Breast cancer became the most prevalent malignancy among women, and HER2 expression status is critical for treatment decisions. With the emergence of ADC drugs, HER2 low-expressing patients who previously did not respond well to traditional anti-HER2 therapies may now benefit. In this study, immunohistochemistry (IHC) and fluorescence in situ hybridization (FISH) were applied to assess HER2 expression in 349 patients with HER2-non-positive breast cancer.
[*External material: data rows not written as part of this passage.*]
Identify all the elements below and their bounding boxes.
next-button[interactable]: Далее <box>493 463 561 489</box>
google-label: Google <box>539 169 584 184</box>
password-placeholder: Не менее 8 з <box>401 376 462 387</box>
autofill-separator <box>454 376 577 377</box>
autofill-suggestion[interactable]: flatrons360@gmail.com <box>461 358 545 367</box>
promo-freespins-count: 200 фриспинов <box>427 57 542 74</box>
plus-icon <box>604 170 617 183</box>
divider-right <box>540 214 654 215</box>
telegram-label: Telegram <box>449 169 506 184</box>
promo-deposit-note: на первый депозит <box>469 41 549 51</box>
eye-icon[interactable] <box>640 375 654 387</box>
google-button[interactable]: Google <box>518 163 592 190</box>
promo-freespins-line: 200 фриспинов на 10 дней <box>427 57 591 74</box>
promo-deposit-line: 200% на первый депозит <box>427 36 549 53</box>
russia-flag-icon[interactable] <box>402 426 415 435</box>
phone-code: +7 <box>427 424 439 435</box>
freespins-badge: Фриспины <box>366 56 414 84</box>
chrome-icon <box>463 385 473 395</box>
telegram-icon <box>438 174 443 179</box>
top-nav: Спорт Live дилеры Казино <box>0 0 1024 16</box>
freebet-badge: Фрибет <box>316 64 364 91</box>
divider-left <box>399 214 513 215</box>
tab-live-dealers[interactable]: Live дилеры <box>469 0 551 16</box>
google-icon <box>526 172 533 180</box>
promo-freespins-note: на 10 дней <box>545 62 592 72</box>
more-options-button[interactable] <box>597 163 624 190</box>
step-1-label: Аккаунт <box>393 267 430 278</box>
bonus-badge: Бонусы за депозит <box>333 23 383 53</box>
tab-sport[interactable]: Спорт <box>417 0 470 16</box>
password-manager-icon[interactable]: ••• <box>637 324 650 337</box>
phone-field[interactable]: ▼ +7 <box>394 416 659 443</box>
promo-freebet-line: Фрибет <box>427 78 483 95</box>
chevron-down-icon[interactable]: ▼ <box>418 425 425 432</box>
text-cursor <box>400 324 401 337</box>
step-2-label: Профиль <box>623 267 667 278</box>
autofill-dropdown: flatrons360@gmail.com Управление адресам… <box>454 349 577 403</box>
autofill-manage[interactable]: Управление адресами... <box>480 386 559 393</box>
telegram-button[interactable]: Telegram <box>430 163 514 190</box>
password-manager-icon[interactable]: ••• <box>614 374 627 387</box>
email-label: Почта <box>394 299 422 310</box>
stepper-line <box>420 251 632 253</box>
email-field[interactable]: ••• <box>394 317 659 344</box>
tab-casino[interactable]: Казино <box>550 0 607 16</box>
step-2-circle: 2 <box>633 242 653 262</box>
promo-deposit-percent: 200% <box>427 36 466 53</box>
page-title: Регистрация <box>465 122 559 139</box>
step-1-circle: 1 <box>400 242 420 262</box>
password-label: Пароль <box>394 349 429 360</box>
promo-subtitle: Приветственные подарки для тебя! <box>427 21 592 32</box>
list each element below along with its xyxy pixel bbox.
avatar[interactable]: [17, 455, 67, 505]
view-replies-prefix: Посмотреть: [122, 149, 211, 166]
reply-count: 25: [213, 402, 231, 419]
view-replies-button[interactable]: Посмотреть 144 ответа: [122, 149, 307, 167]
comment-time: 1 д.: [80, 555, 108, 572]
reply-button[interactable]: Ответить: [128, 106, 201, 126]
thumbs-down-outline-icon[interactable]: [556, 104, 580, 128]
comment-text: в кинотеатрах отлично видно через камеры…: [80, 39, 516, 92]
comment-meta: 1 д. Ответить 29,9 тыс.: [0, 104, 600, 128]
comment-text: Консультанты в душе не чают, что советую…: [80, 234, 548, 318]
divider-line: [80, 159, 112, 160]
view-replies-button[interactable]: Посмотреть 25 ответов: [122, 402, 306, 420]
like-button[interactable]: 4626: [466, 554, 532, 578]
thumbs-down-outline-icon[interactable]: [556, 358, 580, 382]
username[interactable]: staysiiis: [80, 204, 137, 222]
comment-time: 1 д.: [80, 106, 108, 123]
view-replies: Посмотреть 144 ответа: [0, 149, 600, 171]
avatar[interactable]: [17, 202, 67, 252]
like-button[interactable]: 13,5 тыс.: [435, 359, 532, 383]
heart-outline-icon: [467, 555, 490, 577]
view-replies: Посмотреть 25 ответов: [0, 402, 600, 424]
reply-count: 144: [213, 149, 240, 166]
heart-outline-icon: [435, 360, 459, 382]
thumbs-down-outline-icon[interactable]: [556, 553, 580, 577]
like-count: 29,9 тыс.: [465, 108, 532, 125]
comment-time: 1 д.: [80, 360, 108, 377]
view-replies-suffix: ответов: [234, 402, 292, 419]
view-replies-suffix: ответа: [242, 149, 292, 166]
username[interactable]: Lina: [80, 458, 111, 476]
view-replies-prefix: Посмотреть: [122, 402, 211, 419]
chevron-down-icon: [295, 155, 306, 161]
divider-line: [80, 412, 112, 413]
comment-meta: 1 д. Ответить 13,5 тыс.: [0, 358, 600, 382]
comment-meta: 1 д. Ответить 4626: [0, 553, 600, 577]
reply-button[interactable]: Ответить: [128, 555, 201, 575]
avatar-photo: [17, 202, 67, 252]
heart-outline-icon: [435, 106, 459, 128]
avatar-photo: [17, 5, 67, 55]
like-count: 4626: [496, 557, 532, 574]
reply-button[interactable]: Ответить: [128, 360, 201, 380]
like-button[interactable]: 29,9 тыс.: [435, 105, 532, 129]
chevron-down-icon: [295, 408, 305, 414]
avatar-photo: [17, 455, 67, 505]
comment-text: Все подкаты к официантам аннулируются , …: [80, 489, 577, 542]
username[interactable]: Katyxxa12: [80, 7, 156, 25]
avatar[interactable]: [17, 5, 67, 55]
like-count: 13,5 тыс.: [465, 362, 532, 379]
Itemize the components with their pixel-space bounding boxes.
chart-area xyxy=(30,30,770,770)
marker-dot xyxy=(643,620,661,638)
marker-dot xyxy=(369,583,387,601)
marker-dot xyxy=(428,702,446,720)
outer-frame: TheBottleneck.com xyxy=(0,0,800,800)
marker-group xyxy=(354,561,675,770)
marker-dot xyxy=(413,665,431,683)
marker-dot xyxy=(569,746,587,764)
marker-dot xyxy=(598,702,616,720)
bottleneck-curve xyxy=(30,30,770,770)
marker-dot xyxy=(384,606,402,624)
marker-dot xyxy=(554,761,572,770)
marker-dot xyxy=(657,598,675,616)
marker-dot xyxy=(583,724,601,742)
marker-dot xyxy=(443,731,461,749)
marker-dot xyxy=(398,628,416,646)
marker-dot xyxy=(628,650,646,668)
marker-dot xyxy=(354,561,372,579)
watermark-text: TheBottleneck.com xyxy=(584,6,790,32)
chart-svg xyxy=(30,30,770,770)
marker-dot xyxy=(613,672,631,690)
Our analysis revealed that HER2-low tumors exhibited fewer grade III tumors (39.74% and 55.65%, respectively, P = 0.005) and higher positivity for estrogen receptor (ER, 88.89% vs. 61.74%, P < 0.001) and progesterone receptor (PR, 84.62% vs. 57.39%, P < 0.001) compared to HER2-ZERO tumors. Of the 349 cases, IHC was ultimately evaluated in 327, the antibodies demonstrated only 64.22% (95% CI: 58.76-69.42%) agreement between clone 4B5 and clone EP3. Pathologist 1, who had more extensive working experience, demonstrated higher consistency (94.19%) with the gold standard when using clone EP3, compared to Pathologist 2 (74.31%). FISH analysis revealed significant differences in HER2/CEP17 ratio and average HER2 copy numbers between HER2-ZERO and HER2-low tumors, but no clear cut-off value could be identified. Notably, HER2/CEP17 ratio mostly between 1 and 2, with HER2-ZERO tumors primarily ≤ 1.4, and average HER2 copy numbers were mostly ≥ 2 and < 4, with HER2-ZERO tumors primarily ≤ 2.5. Despite distinct clinicopathological features, FISH remains inadequate for distinguishing HER2-low from HER2-ZERO expression. Further studies are needed to improve HER2 assessment in this challenging subset of patients.